What do you do when life rides so heavy on you that you don’t want to get out of bed?
I jotted down bits and pieces of words in my bedside journal. Sometimes it was a curse word, other days I don’t remember what I wrote until I looked back.
This is what my journal said one day:
I think we’re on the brink of change, like a jeep tottering over a cliff in an action movie. Will it fall or won’t it. Will we be saved or crash and burn? I pray and pray. I show up in life. I try to write, read, concentrate, but all I want to do is cry.
On that day I prayed continuously for my brother to progress. And then I rested and cried.
Another day my journal reminded me to take time out, be grateful, meditate, pray, take it easy. And I tried to do that.
I’m well acquainted with the valleys of life, but for the last few days it’s been particularly hard. Perhaps, it’s because I feel I’ve been hit on three sides; too many whammies at once.
It’s getting the gumption, the ganas as we say in Spanish, to move forward that eluded me.
But, I know things will get better, and I thank God I am still in remission and my brother is slowing progressing. It really is one hour at a time, then one day at a time, for a while.

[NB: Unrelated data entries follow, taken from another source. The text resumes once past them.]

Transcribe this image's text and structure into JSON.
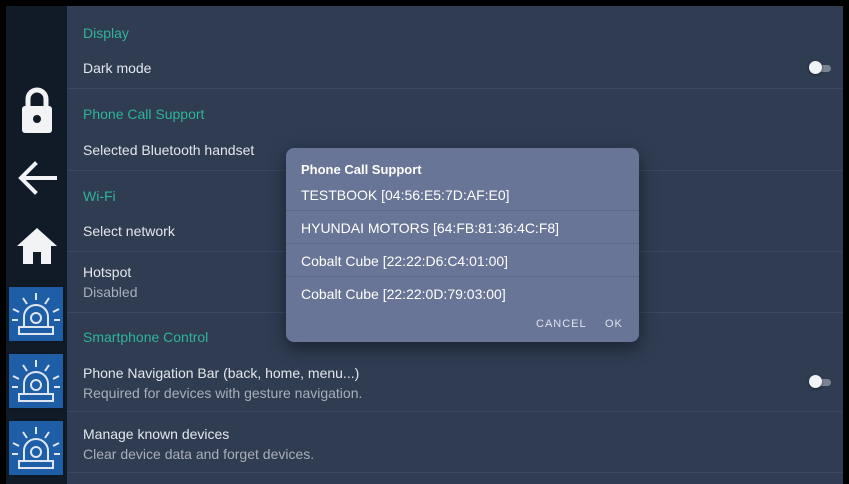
{
  "sidebar": {
    "buttons": [
      "lock-icon",
      "back-arrow-icon",
      "home-icon",
      "alarm-siren-icon",
      "alarm-siren-icon",
      "alarm-siren-icon"
    ]
  },
  "settings": {
    "display": {
      "header": "Display",
      "dark_mode": {
        "title": "Dark mode",
        "enabled": false
      }
    },
    "phone_call_support": {
      "header": "Phone Call Support",
      "selected_handset": {
        "title": "Selected Bluetooth handset"
      }
    },
    "wifi": {
      "header": "Wi-Fi",
      "select_network": {
        "title": "Select network"
      },
      "hotspot": {
        "title": "Hotspot",
        "summary": "Disabled"
      }
    },
    "smartphone_control": {
      "header": "Smartphone Control",
      "nav_bar": {
        "title": "Phone Navigation Bar (back, home, menu...)",
        "summary": "Required for devices with gesture navigation.",
        "enabled": false
      },
      "manage_devices": {
        "title": "Manage known devices",
        "summary": "Clear device data and forget devices."
      }
    }
  },
  "dialog": {
    "title": "Phone Call Support",
    "options": [
      "TESTBOOK [04:56:E5:7D:AF:E0]",
      "HYUNDAI MOTORS [64:FB:81:36:4C:F8]",
      "Cobalt Cube [22:22:D6:C4:01:00]",
      "Cobalt Cube [22:22:0D:79:03:00]"
    ],
    "cancel_label": "CANCEL",
    "ok_label": "OK"
  },
  "colors": {
    "background": "#2f3c52",
    "sidebar": "#111a27",
    "section_header": "#2fb49a",
    "dialog": "#697596",
    "alarm_button": "#1e5ea6"
  }
}
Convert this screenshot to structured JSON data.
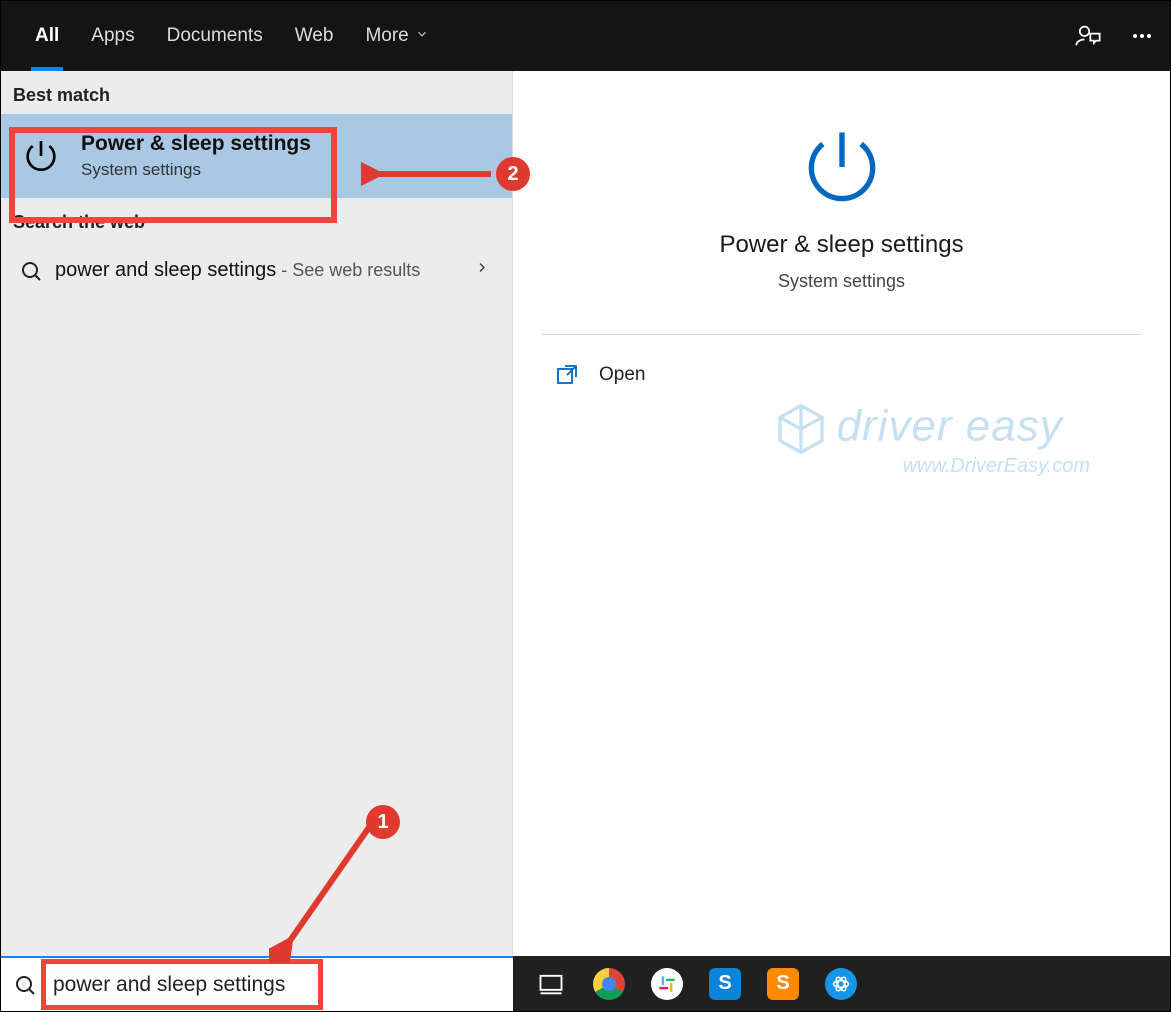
{
  "tabs": {
    "all": "All",
    "apps": "Apps",
    "documents": "Documents",
    "web": "Web",
    "more": "More"
  },
  "left": {
    "best_match_label": "Best match",
    "best_match": {
      "title": "Power & sleep settings",
      "subtitle": "System settings"
    },
    "search_web_label": "Search the web",
    "web_result": {
      "query": "power and sleep settings",
      "suffix": " - See web results"
    }
  },
  "right": {
    "title": "Power & sleep settings",
    "subtitle": "System settings",
    "open_label": "Open"
  },
  "watermark": {
    "name": "driver easy",
    "url": "www.DriverEasy.com"
  },
  "search": {
    "value": "power and sleep settings"
  },
  "annotations": {
    "step1": "1",
    "step2": "2"
  }
}
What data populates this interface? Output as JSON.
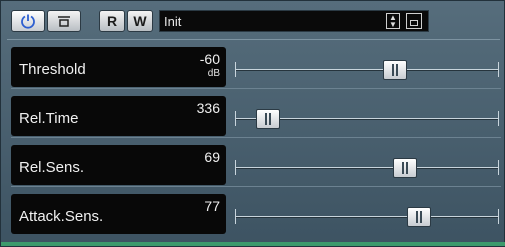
{
  "toolbar": {
    "power_icon": "power-icon",
    "bypass_icon": "bypass-icon",
    "read_label": "R",
    "write_label": "W",
    "preset_name": "Init",
    "preset_arrows_icon": "up-down-arrows-icon",
    "save_icon": "save-icon"
  },
  "parameters": [
    {
      "name": "Threshold",
      "value": "-60",
      "unit": "dB",
      "slider": 0.62
    },
    {
      "name": "Rel.Time",
      "value": "336",
      "unit": "",
      "slider": 0.08
    },
    {
      "name": "Rel.Sens.",
      "value": "69",
      "unit": "",
      "slider": 0.66
    },
    {
      "name": "Attack.Sens.",
      "value": "77",
      "unit": "",
      "slider": 0.72
    }
  ]
}
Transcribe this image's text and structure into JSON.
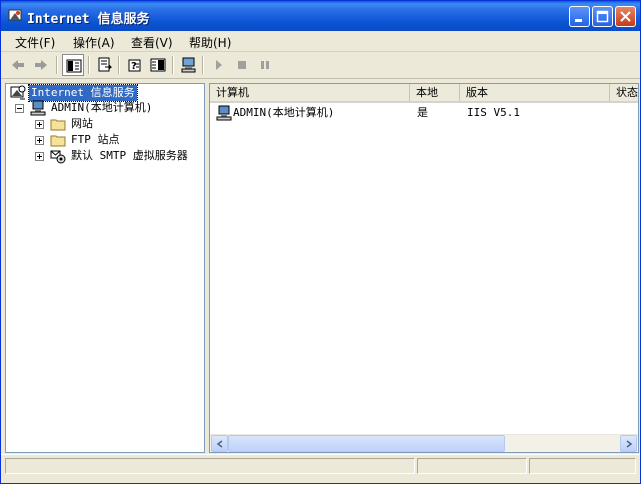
{
  "window": {
    "title": "Internet 信息服务",
    "controls": {
      "minimize": "minimize-icon",
      "maximize": "maximize-icon",
      "close": "close-icon"
    }
  },
  "menu": [
    {
      "label": "文件(F)"
    },
    {
      "label": "操作(A)"
    },
    {
      "label": "查看(V)"
    },
    {
      "label": "帮助(H)"
    }
  ],
  "toolbar": {
    "icons": [
      "back-arrow-icon",
      "forward-arrow-icon",
      "show-tree-icon",
      "export-list-icon",
      "help-properties-icon",
      "detail-view-icon",
      "connect-computer-icon",
      "play-icon",
      "stop-icon",
      "pause-icon"
    ]
  },
  "tree": {
    "root": "Internet 信息服务",
    "computer": "ADMIN(本地计算机)",
    "children": [
      "网站",
      "FTP 站点",
      "默认 SMTP 虚拟服务器"
    ]
  },
  "list": {
    "columns": [
      "计算机",
      "本地",
      "版本",
      "状态"
    ],
    "rows": [
      {
        "computer": "ADMIN(本地计算机)",
        "local": "是",
        "version": "IIS V5.1",
        "status": ""
      }
    ]
  },
  "colors": {
    "title_bar": "#0a55d4",
    "selection": "#316ac5",
    "face": "#ece9d8"
  }
}
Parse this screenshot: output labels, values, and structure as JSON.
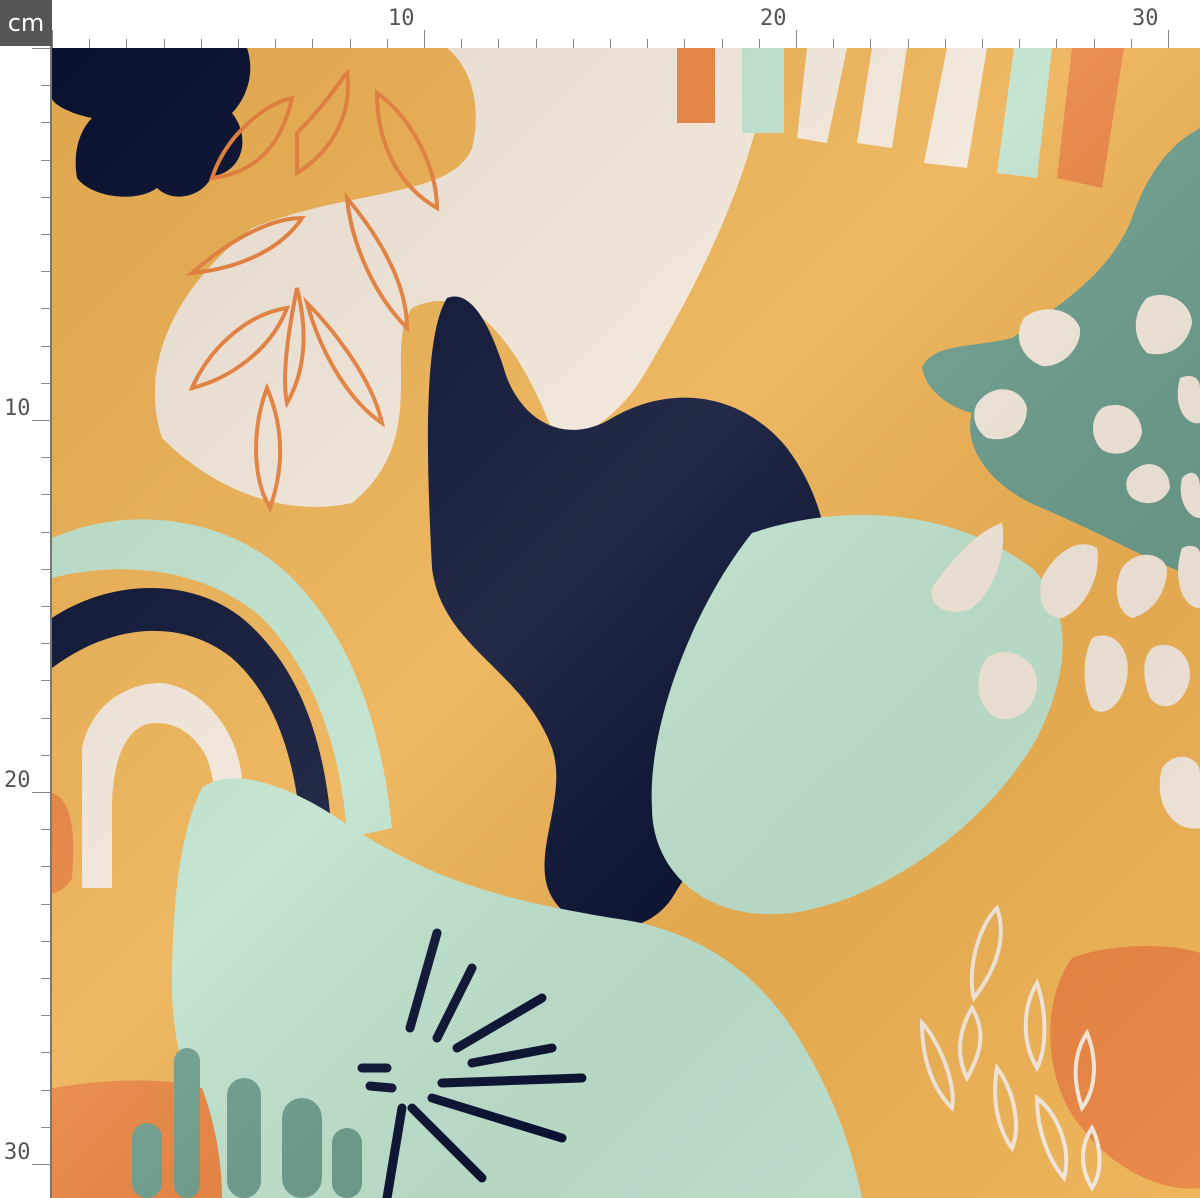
{
  "ruler": {
    "unit": "cm",
    "top_labels": [
      "10",
      "20",
      "30"
    ],
    "left_labels": [
      "10",
      "20",
      "30"
    ]
  },
  "palette": {
    "background": "#EDB153",
    "navy": "#0B1333",
    "cream": "#F3E7DA",
    "mint": "#BFE2CE",
    "sage": "#6C9C8C",
    "orange": "#E8833F"
  }
}
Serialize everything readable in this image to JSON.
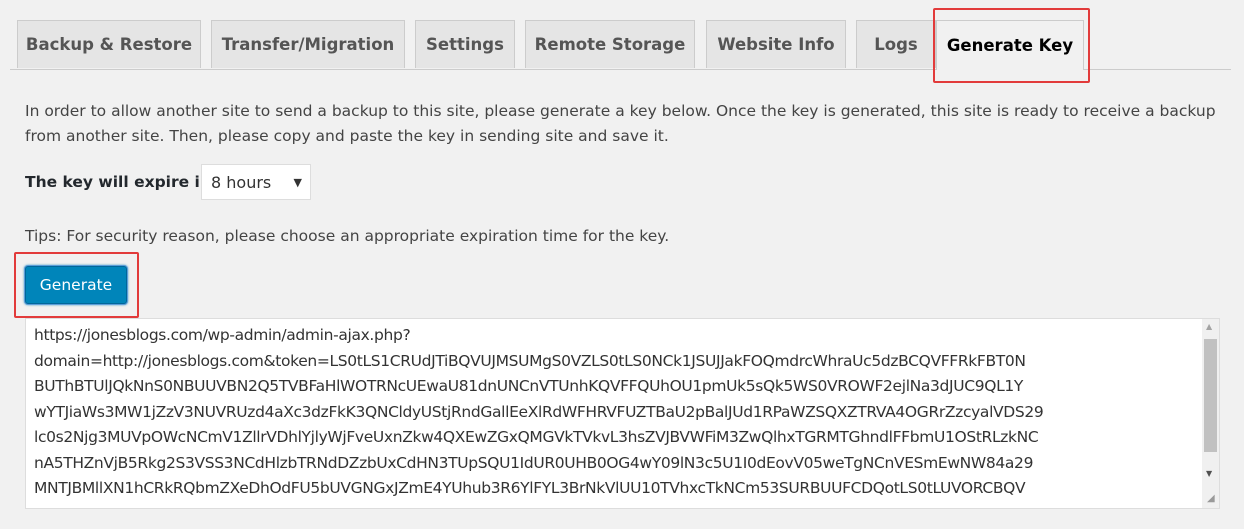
{
  "tabs": [
    {
      "label": "Backup & Restore"
    },
    {
      "label": "Transfer/Migration"
    },
    {
      "label": "Settings"
    },
    {
      "label": "Remote Storage"
    },
    {
      "label": "Website Info"
    },
    {
      "label": "Logs"
    },
    {
      "label": "Generate Key",
      "active": true
    }
  ],
  "intro_line1": "In order to allow another site to send a backup to this site, please generate a key below. Once the key is generated, this site is ready to receive a backup",
  "intro_line2": "from another site. Then, please copy and paste the key in sending site and save it.",
  "expire_label": "The key will expire in",
  "expire_value": "8 hours",
  "tips": "Tips: For security reason, please choose an appropriate expiration time for the key.",
  "generate_label": "Generate",
  "key_lines": [
    "https://jonesblogs.com/wp-admin/admin-ajax.php?",
    "domain=http://jonesblogs.com&token=LS0tLS1CRUdJTiBQVUJMSUMgS0VZLS0tLS0NCk1JSUJJakFOQmdrcWhraUc5dzBCQVFFRkFBT0N",
    "BUThBTUlJQkNnS0NBUUVBN2Q5TVBFaHlWOTRNcUEwaU81dnUNCnVTUnhKQVFFQUhOU1pmUk5sQk5WS0VROWF2ejlNa3dJUC9QL1Y",
    "wYTJiaWs3MW1jZzV3NUVRUzd4aXc3dzFkK3QNCldyUStjRndGallEeXlRdWFHRVFUZTBaU2pBalJUd1RPaWZSQXZTRVA4OGRrZzcyalVDS29",
    "lc0s2Njg3MUVpOWcNCmV1ZllrVDhlYjlyWjFveUxnZkw4QXEwZGxQMGVkTVkvL3hsZVJBVWFiM3ZwQlhxTGRMTGhndlFFbmU1OStRLzkNC",
    "nA5THZnVjB5Rkg2S3VSS3NCdHlzbTRNdDZzbUxCdHN3TUpSQU1IdUR0UHB0OG4wY09lN3c5U1I0dEovV05weTgNCnVESmEwNW84a29",
    "MNTJBMllXN1hCRkRQbmZXeDhOdFU5bUVGNGxJZmE4YUhub3R6YlFYL3BrNkVlUU10TVhxcTkNCm53SURBUUFCDQotLS0tLUVORCBQV"
  ],
  "colors": {
    "accent": "#0085ba",
    "highlight": "#e23b3b"
  }
}
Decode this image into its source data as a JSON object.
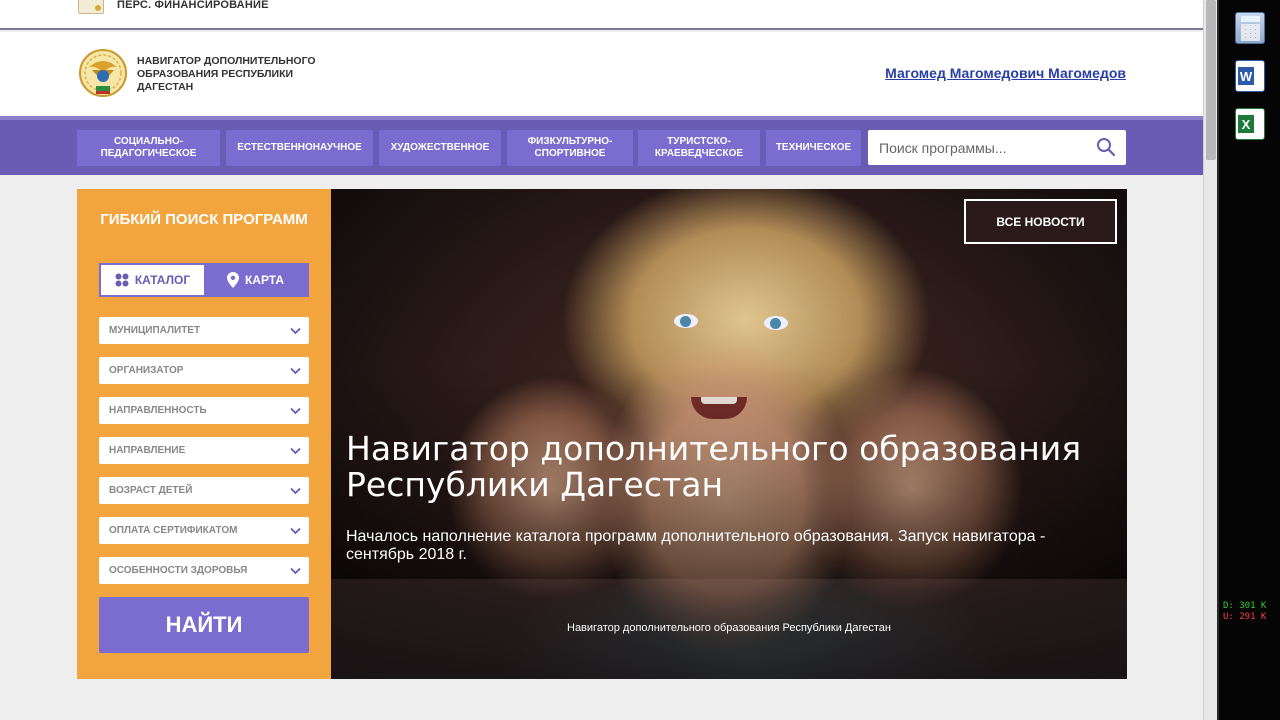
{
  "topbar": {
    "pf_label": "ПЕРС. ФИНАНСИРОВАНИЕ"
  },
  "header": {
    "site_title_lines": [
      "НАВИГАТОР ДОПОЛНИТЕЛЬНОГО",
      "ОБРАЗОВАНИЯ РЕСПУБЛИКИ",
      "ДАГЕСТАН"
    ],
    "user_name": "Магомед Магомедович Магомедов"
  },
  "nav": {
    "items": [
      "СОЦИАЛЬНО-ПЕДАГОГИЧЕСКОЕ",
      "ЕСТЕСТВЕННОНАУЧНОЕ",
      "ХУДОЖЕСТВЕННОЕ",
      "ФИЗКУЛЬТУРНО-СПОРТИВНОЕ",
      "ТУРИСТСКО-КРАЕВЕДЧЕСКОЕ",
      "ТЕХНИЧЕСКОЕ"
    ],
    "search_placeholder": "Поиск программы..."
  },
  "sidebar": {
    "title": "ГИБКИЙ ПОИСК ПРОГРАММ",
    "toggle": {
      "catalog": "КАТАЛОГ",
      "map": "КАРТА",
      "active": "catalog"
    },
    "filters": [
      "МУНИЦИПАЛИТЕТ",
      "ОРГАНИЗАТОР",
      "НАПРАВЛЕННОСТЬ",
      "НАПРАВЛЕНИЕ",
      "ВОЗРАСТ ДЕТЕЙ",
      "ОПЛАТА СЕРТИФИКАТОМ",
      "ОСОБЕННОСТИ ЗДОРОВЬЯ"
    ],
    "find_label": "НАЙТИ"
  },
  "hero": {
    "all_news": "ВСЕ НОВОСТИ",
    "title": "Навигатор дополнительного образования Республики Дагестан",
    "subtitle": "Началось наполнение каталога программ дополнительного образования. Запуск навигатора - сентябрь 2018 г.",
    "caption": "Навигатор дополнительного образования Республики Дагестан"
  },
  "dock": {
    "apps": [
      "calculator-icon",
      "word-icon",
      "excel-icon"
    ],
    "net_down": "D: 301 K",
    "net_up": "U: 291 K"
  },
  "colors": {
    "brand_purple": "#6a5cb4",
    "button_purple": "#7b6cd0",
    "sidebar_orange": "#f2a53e",
    "user_link": "#2a3ea8"
  }
}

Today, while returning home from the hospital, I opened my Bible scriptures app (yes, there’s an app for that):
Come to me all who are weary and burdened, and I will give you rest…-Matthew 11:28
I smiled at that. And then I put in my earbuds and listened to meditation music on my cell phone, while my sister drove us home. Among the soothing music a gentle voice said:
Put away the ghosts of the past, the worry about the future, and stay in the here and now. Stay in the present moment. Surrender.
Again, I felt comforted. I am encouraged.
These small acts have made a big difference. In my heart, I feel the ganas returning.